Light, sweet crude for October delivery rose 77 cents to $104.03 a barrel in electronic trading on the New York Mercantile Exchange midafternoon in Singapore. The contract fell $3.08 overnight to settle at $103.26, the lowest close since April 1.
A statement by the Organization of Petroleum Exporting Countries issued after oil ministers ended their meeting Wednesday in Vienna said the organization had agreed to produce 28.8 million barrels a day. OPEC President Chakib Khelil said that quota in effect meant that member countries had agreed to cut back 520,000 barrels a day of excess production.
OPEC members regularly churn out oil above the organization's overall quota, last set in November at 27.3 million barrels a day. The new production limit of 28.8 million barrels a day is above that November quota, and the statement said it reflected adjustments to include new members Angola and Ecuador and exclude Iraq, as well as Indonesia, which is withdrawing from the cartel.
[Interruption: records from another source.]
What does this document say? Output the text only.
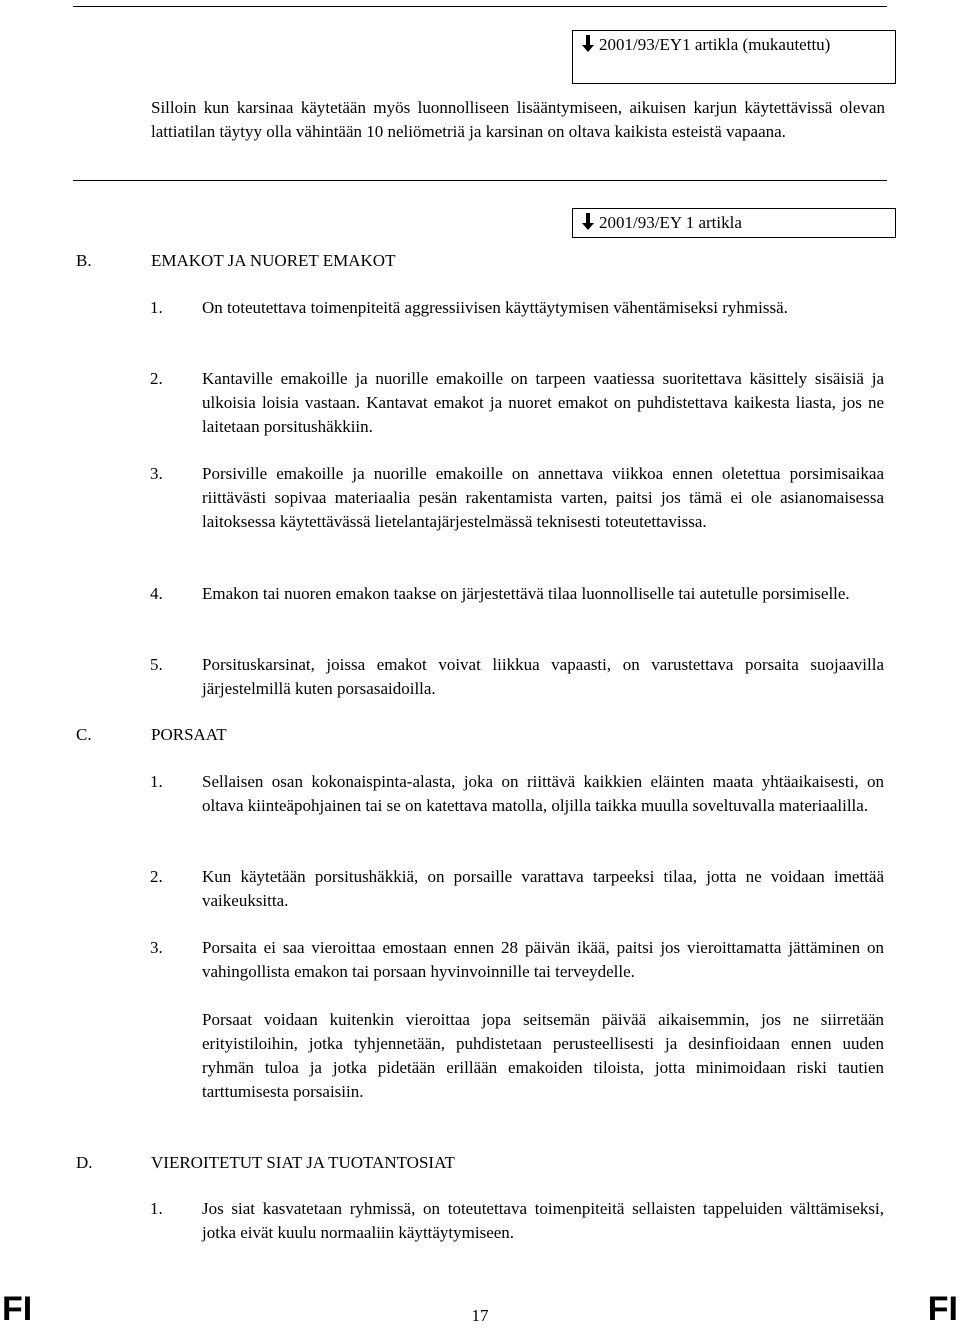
2001/93/EY1 artikla (mukautettu)
Silloin kun karsinaa käytetään myös luonnolliseen lisääntymiseen, aikuisen karjun käytettävissä olevan lattiatilan täytyy olla vähintään 10 neliömetriä ja karsinan on oltava kaikista esteistä vapaana.
2001/93/EY 1 artikla
B.	EMAKOT JA NUORET EMAKOT
1. On toteutettava toimenpiteitä aggressiivisen käyttäytymisen vähentämiseksi ryhmissä.
2. Kantaville emakoille ja nuorille emakoille on tarpeen vaatiessa suoritettava käsittely sisäisiä ja ulkoisia loisia vastaan. Kantavat emakot ja nuoret emakot on puhdistettava kaikesta liasta, jos ne laitetaan porsitushäkkiin.
3. Porsiville emakoille ja nuorille emakoille on annettava viikkoa ennen oletettua porsimisaikaa riittävästi sopivaa materiaalia pesän rakentamista varten, paitsi jos tämä ei ole asianomaisessa laitoksessa käytettävässä lietelantajärjestelmässä teknisesti toteutettavissa.
4. Emakon tai nuoren emakon taakse on järjestettävä tilaa luonnolliselle tai autetulle porsimiselle.
5. Porsituskarsinat, joissa emakot voivat liikkua vapaasti, on varustettava porsaita suojaavilla järjestelmillä kuten porsasaidoilla.
C.	PORSAAT
1. Sellaisen osan kokonaispinta-alasta, joka on riittävä kaikkien eläinten maata yhtäaikaisesti, on oltava kiinteäpohjainen tai se on katettava matolla, oljilla taikka muulla soveltuvalla materiaalilla.
2. Kun käytetään porsitushäkkiä, on porsaille varattava tarpeeksi tilaa, jotta ne voidaan imettää vaikeuksitta.
3. Porsaita ei saa vieroittaa emostaan ennen 28 päivän ikää, paitsi jos vieroittamatta jättäminen on vahingollista emakon tai porsaan hyvinvoinnille tai terveydelle.

Porsaat voidaan kuitenkin vieroittaa jopa seitsemän päivää aikaisemmin, jos ne siirretään erityistiloihin, jotka tyhjennetään, puhdistetaan perusteellisesti ja desinfioidaan ennen uuden ryhmän tuloa ja jotka pidetään erillään emakoiden tiloista, jotta minimoidaan riski tautien tarttumisesta porsaisiin.

D.	VIEROITETUT SIAT JA TUOTANTOSIAT
1. Jos siat kasvatetaan ryhmissä, on toteutettava toimenpiteitä sellaisten tappeluiden välttämiseksi, jotka eivät kuulu normaaliin käyttäytymiseen.
FI	17	FI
The move was viewed as a compromise meant to avoid new turmoil in crude markets while seeking to prevent prices from falling too far.
"This isn't a fundamental shift in OPEC policy," said John Vautrain, an energy analyst at consultancy Purvin & Gertz in Singapore.
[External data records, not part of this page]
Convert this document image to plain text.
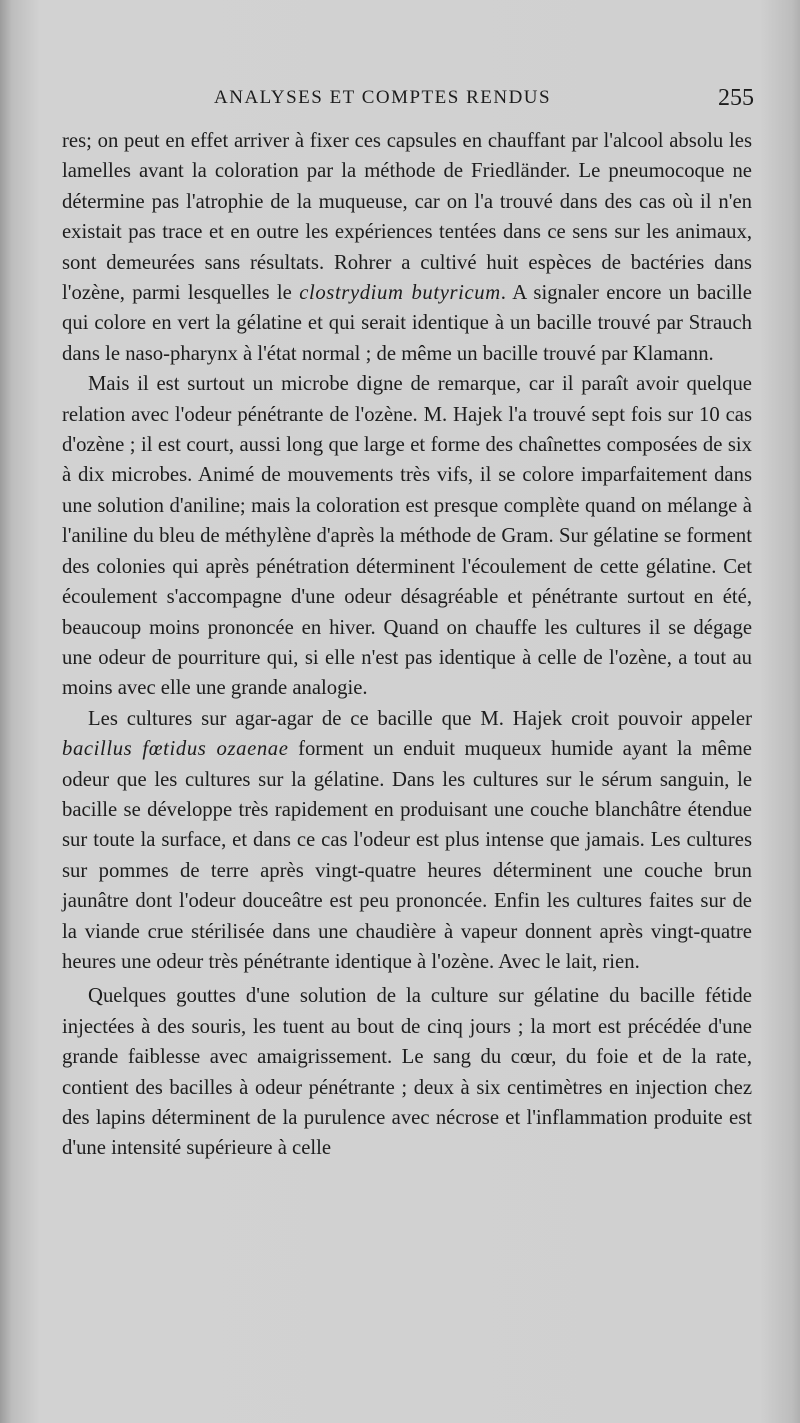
ANALYSES ET COMPTES RENDUS	255

res; on peut en effet arriver à fixer ces capsules en chauffant par l'alcool absolu les lamelles avant la coloration par la méthode de Friedländer. Le pneumocoque ne détermine pas l'atrophie de la muqueuse, car on l'a trouvé dans des cas où il n'en existait pas trace et en outre les expériences tentées dans ce sens sur les animaux, sont demeurées sans résultats. Rohrer a cultivé huit espèces de bactéries dans l'ozène, parmi lesquelles le clostrydium butyricum. A signaler encore un bacille qui colore en vert la gélatine et qui serait identique à un bacille trouvé par Strauch dans le naso-pharynx à l'état normal ; de même un bacille trouvé par Klamann.

Mais il est surtout un microbe digne de remarque, car il paraît avoir quelque relation avec l'odeur pénétrante de l'ozène. M. Hajek l'a trouvé sept fois sur 10 cas d'ozène ; il est court, aussi long que large et forme des chaînettes composées de six à dix microbes. Animé de mouvements très vifs, il se colore imparfaitement dans une solution d'aniline; mais la coloration est presque complète quand on mélange à l'aniline du bleu de méthylène d'après la méthode de Gram. Sur gélatine se forment des colonies qui après pénétration déterminent l'écoulement de cette gélatine. Cet écoulement s'accompagne d'une odeur désagréable et pénétrante surtout en été, beaucoup moins prononcée en hiver. Quand on chauffe les cultures il se dégage une odeur de pourriture qui, si elle n'est pas identique à celle de l'ozène, a tout au moins avec elle une grande analogie.

Les cultures sur agar-agar de ce bacille que M. Hajek croit pouvoir appeler bacillus fœtidus ozaenae forment un enduit muqueux humide ayant la même odeur que les cultures sur la gélatine. Dans les cultures sur le sérum sanguin, le bacille se développe très rapidement en produisant une couche blanchâtre étendue sur toute la surface, et dans ce cas l'odeur est plus intense que jamais. Les cultures sur pommes de terre après vingt-quatre heures déterminent une couche brun jaunâtre dont l'odeur douceâtre est peu prononcée. Enfin les cultures faites sur de la viande crue stérilisée dans une chaudière à vapeur donnent après vingt-quatre heures une odeur très pénétrante identique à l'ozène. Avec le lait, rien.

Quelques gouttes d'une solution de la culture sur gélatine du bacille fétide injectées à des souris, les tuent au bout de cinq jours ; la mort est précédée d'une grande faiblesse avec amaigrissement. Le sang du cœur, du foie et de la rate, contient des bacilles à odeur pénétrante ; deux à six centimètres en injection chez des lapins déterminent de la purulence avec nécrose et l'inflammation produite est d'une intensité supérieure à celle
The output cut won't likely spark a sustained rally in oil prices as most investors remained concerned over slowing economic growth in the U.S, Europe and Japan,
"I don't think this is enough to change the bearish market sentiment in New York or London," Vautrain said. "The market already expected OPEC would scale back some of the extraordinary production of the last few months."
Keeping a lid on oil prices were expectations Hurricane Ike would veer to the west of the oil refineries and off-shore drilling platforms of the Louisiana coast region.
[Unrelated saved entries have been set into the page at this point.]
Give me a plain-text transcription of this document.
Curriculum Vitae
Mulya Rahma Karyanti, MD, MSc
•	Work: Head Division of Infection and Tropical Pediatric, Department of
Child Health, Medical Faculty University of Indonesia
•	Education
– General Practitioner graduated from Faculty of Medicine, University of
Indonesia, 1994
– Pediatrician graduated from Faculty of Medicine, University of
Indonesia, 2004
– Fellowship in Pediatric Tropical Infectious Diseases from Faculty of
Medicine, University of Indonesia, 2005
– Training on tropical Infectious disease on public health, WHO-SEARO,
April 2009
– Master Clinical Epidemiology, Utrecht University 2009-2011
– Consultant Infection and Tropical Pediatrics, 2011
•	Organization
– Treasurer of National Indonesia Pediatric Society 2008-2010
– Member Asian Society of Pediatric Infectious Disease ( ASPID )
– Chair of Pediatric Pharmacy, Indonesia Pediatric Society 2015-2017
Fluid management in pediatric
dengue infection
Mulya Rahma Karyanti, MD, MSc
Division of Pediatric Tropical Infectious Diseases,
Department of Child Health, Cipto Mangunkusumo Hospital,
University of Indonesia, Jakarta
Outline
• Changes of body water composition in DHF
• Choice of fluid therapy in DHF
Early Wednesday, Ike was about 95 miles west of Havana, Cuba, moving west-northwest at 10 mph with sustained winds near 75 mph. It was expected to cross the Gulf of Mexico, strengthening to a Category 3 with winds of up to 130 mph.
Forecasters said that it could hit on Saturday morning just about anywhere along the Texas coast, with the most likely spot close to the Corpus Christi area.
"Just a few days ago it looked like it was heading for New Orleans and the coast of Louisiana," Vautrain said. "Now Ike has come off the radar screen some and the market is discounting the threat of hurricane damage."
Investors are also waiting for the U.S. Energy Department's Energy Information Administration to release its report on U.S. oil stocks for the week ended Sept. 5 later in the day. The petroleum supply report was expected to show that oil stocks fell 3.9 million barrels, according to the average of analysts' estimates in a survey by energy information provider Platts.
The Platts survey also showed that analysts projected gasoline inventories fell 4.7 million barrels and distillates went down 2.3 million barrels during last week.
In other Nymex trading, heating oil futures rose 3.66 cents to $2.9613 a gallon, while gasoline prices gained 4.82 cents to $2.7008 a gallon. Natural gas for October delivery fell 2.6 cents to $7.509 per 1,000 cubic feet.
In London, October Brent crude rose 47 cents to $100.81 a barrel on the ICE Futures exchange.